Lockheed, Airbus Form Joint Partnership in Bid to Build New Refueling Tankers for US Air Force

By Bryan Jung
Bryan Jung
Bryan Jung
Bryan S. Jung is a native and resident of New York City with a background in politics and the legal industry. He graduated from Binghamton University.
January 31, 2022Updated: January 31, 2022

Lockheed Martin and Airbus announced on Jan. 31 that it will join forces to build midair refueling tankers for the U.S. Air Force in Alabama and Georgia if their aircraft design is chosen over the one proposed by rival Boeing.

A win for the two aerospace partners may potentially create at total 1,300 new jobs split between both states, said Larry Gallogly, Lockheed’s project head at a press conference.

Aircraft executives and local politicians announced the decision during ceremonies at facilities in Mobile, Alabama, which has 15,000 employees and in Marietta, Georgia, where Airbus currently builds commercial jetliners with 5,000 employees.

The two companies plan to expand their sites to assemble the aircraft in Mobile before flying them to a Lockheed factory in Marietta, Georgia, where workers will install special military refueling and electronic equipment.

Airbus will have to expand its facilities in Mobile to accommodate widebody aircraft production, but Lockheed already has existing hangers previously used for the large C-5 military cargo plane.

The Air Force has sought to replace its hundreds of aging KC-135 tankers from the 1950s that are still in service, in three separate tranches.

Boeing currently has an Air Force contract to build up to 179 KC-46 tankers, which are converted Boeing 767 airliners, but the company has struggled with design and quality-control setbacks, leading to delays and $5.4 billion in losses.

Boeing Air Force KC-46 aerial refueling tanker
A Boeing Air Force KC-46 aerial refueling tanker is parked near Boeing Field in Seattle, Washington, U.S., Mar. 26, 2018. (Lindsey Wasson/Reuters)

The first round of Boeing built KC-46 Pegasus aircraft has been plagued by performance challenges, including defects with on-board video systems and the flying boom that attaches an aircraft to a tanker during midair refueling.

The Air Force announced in June 2021 that it intends to buy a second round of up to 160 refueling tankers over the next decade, reigniting a fierce longtime battle between rivals Airbus and Boeing.
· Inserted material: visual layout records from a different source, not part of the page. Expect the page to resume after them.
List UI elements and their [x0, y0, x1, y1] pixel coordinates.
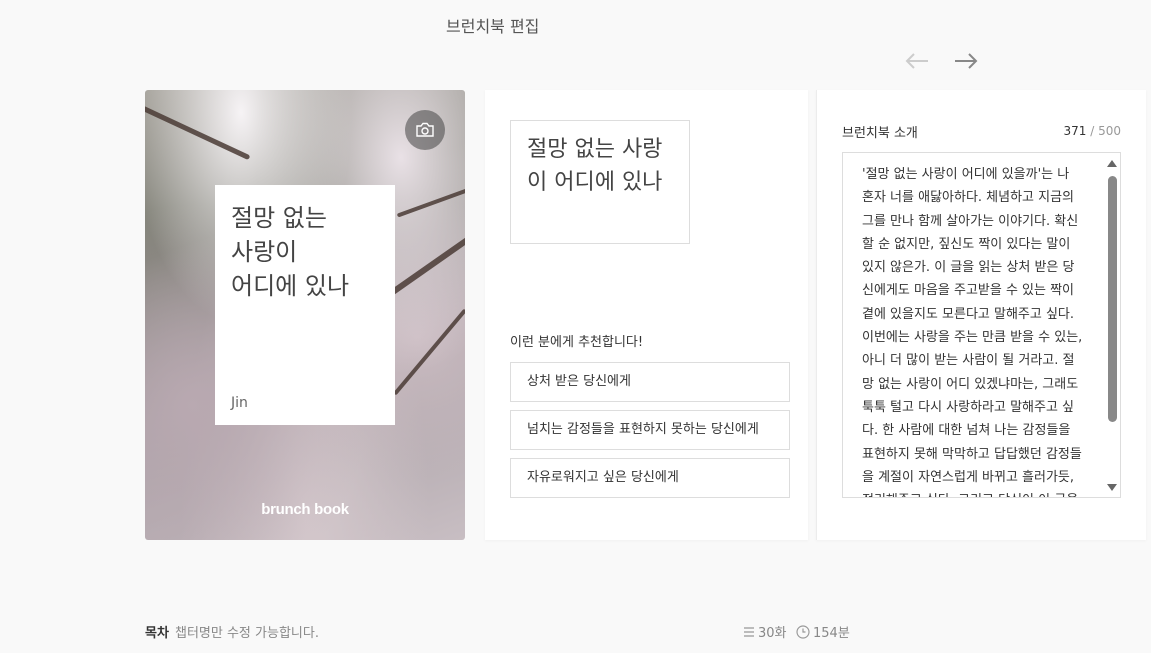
toc-hint: 챕터명만 수정 가능합니다.	[175, 626, 319, 641]
scrollbar[interactable]	[1105, 155, 1119, 495]
recommend-item-3[interactable]: 자유로워지고 싶은 당신에게	[510, 458, 790, 498]
recommend-label: 이런 분에게 추천합니다!	[510, 335, 644, 350]
clock-icon	[796, 624, 810, 639]
recommend-item-2[interactable]: 넘치는 감정들을 표현하지 못하는 당신에게	[510, 410, 790, 450]
intro-text: '절망 없는 사랑이 어디에 있을까'는 나 혼자 너를 애닳아하다. 체념하고…	[862, 167, 1083, 497]
char-max: / 500	[1090, 124, 1121, 138]
intro-panel: 브런치북 소개 371 / 500 '절망 없는 사랑이 어디에 있을까'는 나…	[816, 90, 1146, 540]
reading-time-text: 154분	[813, 626, 850, 641]
list-icon	[744, 626, 754, 637]
book-title-field[interactable]: 절망 없는 사랑이 어디에 있나	[510, 120, 690, 244]
arrow-left-icon[interactable]	[902, 47, 932, 75]
episode-count-text: 30화	[758, 626, 787, 641]
episode-count: 30화	[743, 622, 787, 641]
toc-label: 목차	[145, 626, 169, 641]
page-title: 브런치북 편집	[446, 17, 540, 36]
char-counter: 371 / 500	[1064, 124, 1122, 138]
intro-label: 브런치북 소개	[842, 126, 918, 141]
intro-textarea[interactable]: '절망 없는 사랑이 어디에 있을까'는 나 혼자 너를 애닳아하다. 체념하고…	[842, 152, 1121, 498]
book-title-text: 절망 없는 사랑이 어디에 있나	[527, 137, 663, 195]
arrow-right-icon[interactable]	[951, 47, 981, 75]
brunch-book-logo: brunch book	[261, 501, 349, 518]
scroll-down-icon[interactable]	[1107, 484, 1117, 491]
cover-author: Jin	[231, 395, 248, 411]
recommend-item-1[interactable]: 상처 받은 당신에게	[510, 362, 790, 402]
scroll-up-icon[interactable]	[1107, 160, 1117, 167]
cover-card: 절망 없는 사랑이 어디에 있나 Jin	[215, 185, 395, 425]
cover-preview: 절망 없는 사랑이 어디에 있나 Jin brunch book	[145, 90, 465, 540]
book-info-panel: 절망 없는 사랑이 어디에 있나 이런 분에게 추천합니다! 상처 받은 당신에…	[485, 90, 808, 540]
reading-time: 154분	[796, 622, 850, 641]
camera-icon[interactable]	[405, 110, 445, 150]
scroll-thumb[interactable]	[1108, 176, 1117, 422]
char-count: 371	[1063, 124, 1087, 138]
cover-title: 절망 없는 사랑이 어디에 있나	[231, 204, 350, 300]
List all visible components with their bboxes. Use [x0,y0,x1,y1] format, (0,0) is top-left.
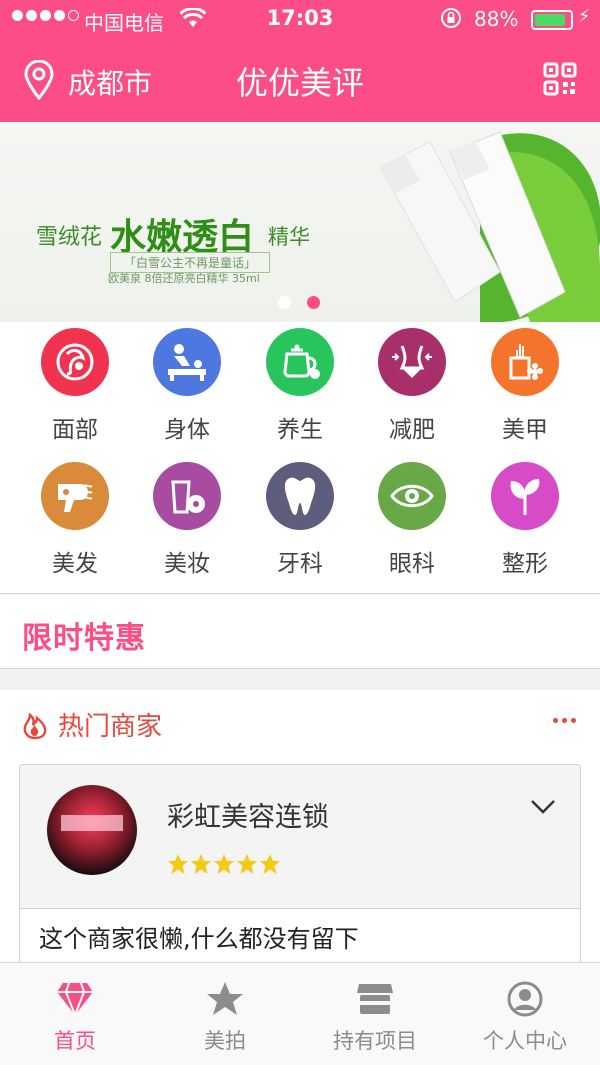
more-options-icon[interactable] [553,718,576,723]
tab-label: 持有项目 [333,1029,417,1053]
category-dental[interactable]: 牙科 [245,456,355,577]
banner-text-right: 精华 [268,225,310,249]
category-plastic-surgery[interactable]: 整形 [470,456,580,577]
category-eye[interactable]: 眼科 [357,456,467,577]
product-bottles-image [379,131,600,322]
category-nails[interactable]: 美甲 [470,322,580,443]
star-rating [167,853,281,875]
nail-bottle-icon [491,328,559,396]
battery-icon [531,10,573,30]
shop-icon [357,984,393,1014]
charging-icon: ⚡ [578,6,591,27]
banner-product-line: 欧美泉 8倍还原亮白精华 35ml [108,272,260,285]
category-makeup[interactable]: 美妆 [132,456,242,577]
hot-merchants-section: 热门商家 彩虹美容连锁 这个商家很懒,什么都没有留下 [0,690,600,974]
carousel-dot-active[interactable] [307,296,320,309]
category-label: 面部 [52,417,98,443]
eye-icon [378,462,446,530]
qr-code-icon[interactable] [543,62,577,96]
status-bar: 中国电信 17:03 88% ⚡ [0,0,600,40]
tab-label: 首页 [54,1029,96,1053]
tab-my-items[interactable]: 持有项目 [300,963,450,1065]
flame-icon [22,712,48,744]
tab-profile[interactable]: 个人中心 [450,963,600,1065]
limited-offer-section[interactable]: 限时特惠 [0,595,600,669]
star-icon [207,982,243,1015]
category-label: 身体 [164,417,210,443]
tab-label: 美拍 [204,1029,246,1053]
hot-merchants-title: 热门商家 [58,712,163,742]
waist-icon [378,328,446,396]
face-icon [41,328,109,396]
category-slimming[interactable]: 减肥 [357,322,467,443]
merchant-description: 这个商家很懒,什么都没有留下 [39,925,359,953]
tab-photos[interactable]: 美拍 [150,963,300,1065]
teapot-icon [266,328,334,396]
promo-banner[interactable]: 雪绒花 水嫩透白 精华 「白雪公主不再是童话」 欧美泉 8倍还原亮白精华 35m… [0,122,600,322]
massage-icon [153,328,221,396]
divider [0,593,600,594]
chevron-down-icon[interactable] [530,799,556,819]
star-icon [260,854,280,874]
tab-home[interactable]: 首页 [0,963,150,1065]
category-face[interactable]: 面部 [20,322,130,443]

The Pentagon has been reviewing the aircraft industry to determine whether other manufacturers could make the next installment of midair refueling tankers similar to the recently purchased KC-46.

The European based Airbus had earlier won a $35 billion contract in a partnership with Northrop Grumman in 2008 to build tankers for the Air Force based on the Airbus A330.

However, the deal was overturned by government auditors amid domestic political pressure, with U.S. firm Boeing ultimately winning the contract for its 767-based tankers after further trials.

The second round of KC-46 Pegasus contracts is expected to be awarded in late 2024 or in 2025.

Boeing has said it will enter a bid in the new competition, but has not said what aircraft model it will pitch.

The American aerospace giant has hopes to clinch the second tranche of KC-46 Pegasus planes, as well as for the third round that is to be announced in the 2030s.

Lockheed and Airbus have branded their design of the new tanker as the LMXT, which would be a new version of Airbus’s Multi Role Tanker Transport, or MRTT—an A330-based tanker built in France and Spain, and flown by 14 militaries worldwide.

The new version being pitched to the Air Force by the joint partnership will carry extra fuel and new special communications equipment, but will use the same boom and refueling system currently used and certified for the KC-46.

“It’s important to us that this be built in America by Americans for Americans. So we’re trying to source as much of the supply chain in the United States as we possibly can, recognizing and respecting that there’s a very successful existing supply chain that supports the MRTT right now,” Gallogly said.